Como avalia a mudança de rumo da Cultura dentro do Governo Federal?

É um erro monstruoso, um retrocesso. O ministério foi um dos primeiros atos da redemocratização, quando o então presidente Sarney criou o ministério por perceber a necessidade de estruturar um setor que desse conta da importância e complexidade da cultura. A saída do ministério da estrutura da Educação representou um avanço enorme. Primeiro, porque ganhando status de ministro, passa a ter mais importância dentro do governo e as políticas culturais passam a ter mais oportunidades de implementação. O Ministério da Educação já é muito amplo, tem uma responsabilidade enorme, está fazendo um esforço grande para disponibilizar a educação para todos. Agora, com o retrocesso, as políticas culturais ficam submetidas a uma outra dinâmica igualmente importante e não conseguem se desenvolver.

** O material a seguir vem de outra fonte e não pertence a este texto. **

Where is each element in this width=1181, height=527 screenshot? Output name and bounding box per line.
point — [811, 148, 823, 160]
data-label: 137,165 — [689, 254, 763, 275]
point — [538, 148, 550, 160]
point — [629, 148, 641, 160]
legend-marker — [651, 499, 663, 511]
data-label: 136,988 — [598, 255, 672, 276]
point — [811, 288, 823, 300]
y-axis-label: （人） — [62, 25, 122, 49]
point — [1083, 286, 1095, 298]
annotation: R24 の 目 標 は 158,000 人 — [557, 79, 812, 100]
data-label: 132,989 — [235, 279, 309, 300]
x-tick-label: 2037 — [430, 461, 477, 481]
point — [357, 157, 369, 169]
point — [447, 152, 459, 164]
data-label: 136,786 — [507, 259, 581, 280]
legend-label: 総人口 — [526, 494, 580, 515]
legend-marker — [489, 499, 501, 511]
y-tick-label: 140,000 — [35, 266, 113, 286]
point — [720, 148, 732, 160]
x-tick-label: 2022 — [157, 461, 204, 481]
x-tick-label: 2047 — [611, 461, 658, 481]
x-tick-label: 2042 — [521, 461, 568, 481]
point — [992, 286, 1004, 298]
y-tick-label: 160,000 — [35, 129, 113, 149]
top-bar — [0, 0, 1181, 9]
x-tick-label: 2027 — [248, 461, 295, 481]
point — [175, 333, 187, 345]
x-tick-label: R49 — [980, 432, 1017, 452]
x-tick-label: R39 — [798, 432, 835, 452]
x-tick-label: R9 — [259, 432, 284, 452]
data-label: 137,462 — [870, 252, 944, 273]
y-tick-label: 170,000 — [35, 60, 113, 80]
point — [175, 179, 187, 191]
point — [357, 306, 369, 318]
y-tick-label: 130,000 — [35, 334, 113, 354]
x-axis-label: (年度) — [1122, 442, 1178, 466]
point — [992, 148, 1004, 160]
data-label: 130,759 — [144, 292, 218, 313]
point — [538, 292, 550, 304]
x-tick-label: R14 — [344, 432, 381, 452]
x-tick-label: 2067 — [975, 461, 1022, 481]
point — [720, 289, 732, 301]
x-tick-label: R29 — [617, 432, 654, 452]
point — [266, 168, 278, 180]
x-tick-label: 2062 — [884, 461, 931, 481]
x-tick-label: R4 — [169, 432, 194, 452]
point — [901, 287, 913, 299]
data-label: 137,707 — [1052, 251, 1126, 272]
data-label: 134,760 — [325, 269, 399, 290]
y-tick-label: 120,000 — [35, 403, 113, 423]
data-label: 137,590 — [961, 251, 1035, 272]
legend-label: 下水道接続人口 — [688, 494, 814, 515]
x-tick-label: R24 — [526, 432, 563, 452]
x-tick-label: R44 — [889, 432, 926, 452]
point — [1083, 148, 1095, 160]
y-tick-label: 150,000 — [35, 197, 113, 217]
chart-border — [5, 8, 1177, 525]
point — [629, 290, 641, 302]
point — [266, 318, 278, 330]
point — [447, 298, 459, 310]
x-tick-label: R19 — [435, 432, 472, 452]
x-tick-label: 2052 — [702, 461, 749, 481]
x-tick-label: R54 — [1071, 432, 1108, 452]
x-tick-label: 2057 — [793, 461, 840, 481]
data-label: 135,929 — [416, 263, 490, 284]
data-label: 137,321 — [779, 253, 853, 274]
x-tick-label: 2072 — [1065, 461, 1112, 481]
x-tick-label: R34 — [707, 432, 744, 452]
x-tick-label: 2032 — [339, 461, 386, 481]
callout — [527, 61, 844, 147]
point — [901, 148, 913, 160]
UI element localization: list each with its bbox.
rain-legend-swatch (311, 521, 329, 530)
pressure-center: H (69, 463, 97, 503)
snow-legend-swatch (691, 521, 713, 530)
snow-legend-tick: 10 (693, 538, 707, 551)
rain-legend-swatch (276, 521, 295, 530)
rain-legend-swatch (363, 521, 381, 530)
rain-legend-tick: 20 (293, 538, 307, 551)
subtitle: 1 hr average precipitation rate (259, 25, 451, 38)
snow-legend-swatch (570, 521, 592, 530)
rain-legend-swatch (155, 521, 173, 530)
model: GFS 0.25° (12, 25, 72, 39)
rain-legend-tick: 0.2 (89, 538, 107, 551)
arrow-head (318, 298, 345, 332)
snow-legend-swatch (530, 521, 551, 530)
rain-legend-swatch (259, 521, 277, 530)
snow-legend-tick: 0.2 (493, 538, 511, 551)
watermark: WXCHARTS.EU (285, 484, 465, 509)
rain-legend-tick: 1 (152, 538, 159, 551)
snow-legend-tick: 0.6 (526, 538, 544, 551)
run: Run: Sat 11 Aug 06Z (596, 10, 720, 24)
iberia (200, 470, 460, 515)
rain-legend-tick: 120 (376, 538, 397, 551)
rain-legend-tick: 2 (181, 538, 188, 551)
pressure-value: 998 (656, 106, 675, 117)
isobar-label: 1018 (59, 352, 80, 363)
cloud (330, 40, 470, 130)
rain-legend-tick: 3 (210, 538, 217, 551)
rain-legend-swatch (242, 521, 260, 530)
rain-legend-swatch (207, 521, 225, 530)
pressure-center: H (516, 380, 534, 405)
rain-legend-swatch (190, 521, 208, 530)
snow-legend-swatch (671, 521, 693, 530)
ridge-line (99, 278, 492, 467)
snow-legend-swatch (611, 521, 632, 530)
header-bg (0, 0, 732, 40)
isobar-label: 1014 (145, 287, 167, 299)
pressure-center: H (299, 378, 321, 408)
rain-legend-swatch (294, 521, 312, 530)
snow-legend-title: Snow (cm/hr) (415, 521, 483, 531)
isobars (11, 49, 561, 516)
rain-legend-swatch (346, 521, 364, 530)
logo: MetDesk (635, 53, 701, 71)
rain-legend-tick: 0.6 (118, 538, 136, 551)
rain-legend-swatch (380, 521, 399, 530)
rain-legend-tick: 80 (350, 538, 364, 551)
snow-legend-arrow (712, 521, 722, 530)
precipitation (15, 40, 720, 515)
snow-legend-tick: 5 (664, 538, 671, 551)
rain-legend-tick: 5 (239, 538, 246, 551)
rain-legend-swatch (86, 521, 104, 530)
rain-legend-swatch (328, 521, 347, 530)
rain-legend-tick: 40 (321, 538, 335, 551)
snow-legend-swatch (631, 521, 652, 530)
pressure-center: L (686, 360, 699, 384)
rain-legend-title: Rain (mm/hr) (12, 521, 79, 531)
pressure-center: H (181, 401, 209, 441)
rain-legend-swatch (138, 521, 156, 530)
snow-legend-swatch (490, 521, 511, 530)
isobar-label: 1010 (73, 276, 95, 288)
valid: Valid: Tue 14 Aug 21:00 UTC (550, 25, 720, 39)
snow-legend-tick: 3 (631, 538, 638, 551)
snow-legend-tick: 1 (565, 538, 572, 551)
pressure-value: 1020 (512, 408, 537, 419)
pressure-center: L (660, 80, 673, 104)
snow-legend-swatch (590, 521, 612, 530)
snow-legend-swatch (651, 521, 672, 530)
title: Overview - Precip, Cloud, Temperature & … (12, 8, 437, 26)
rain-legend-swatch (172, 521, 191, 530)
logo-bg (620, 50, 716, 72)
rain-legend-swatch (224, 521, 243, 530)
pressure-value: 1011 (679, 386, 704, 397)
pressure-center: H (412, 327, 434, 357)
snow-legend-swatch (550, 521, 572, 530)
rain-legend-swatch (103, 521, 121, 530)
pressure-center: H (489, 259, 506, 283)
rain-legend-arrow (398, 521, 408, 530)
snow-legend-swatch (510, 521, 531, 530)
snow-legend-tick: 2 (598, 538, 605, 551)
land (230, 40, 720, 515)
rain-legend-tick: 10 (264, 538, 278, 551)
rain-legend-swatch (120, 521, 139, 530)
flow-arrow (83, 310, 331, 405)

Qual efeito poderá ter na força política da pasta?

Hoje, nós participamos da agenda social, a cultura tem interface com o desenvolvimento agrário, o combate à violência, no combate à intolerância e a construção de uma sociedade na qual o respeito mútuo seja predominante. Temos interfaces na saúde, na comunicação. Então, o status de ministério permite que o Ministério da Cultura cumpra o seu papel de aprofundar as políticas públicas dos últimos anos. Perderemos isso. É um ministério que tem uma responsabilidade imensa e vem desenvolvendo expertises, tecnologias. O audiovisual já rende muito mais que é investido pelo governo. Isso demonstra que políticas culturais bem-sucedidas não é gasto, é investimento. Essa mudança só se explica porque o neoliberalismo permite a redução a uma questão econômica.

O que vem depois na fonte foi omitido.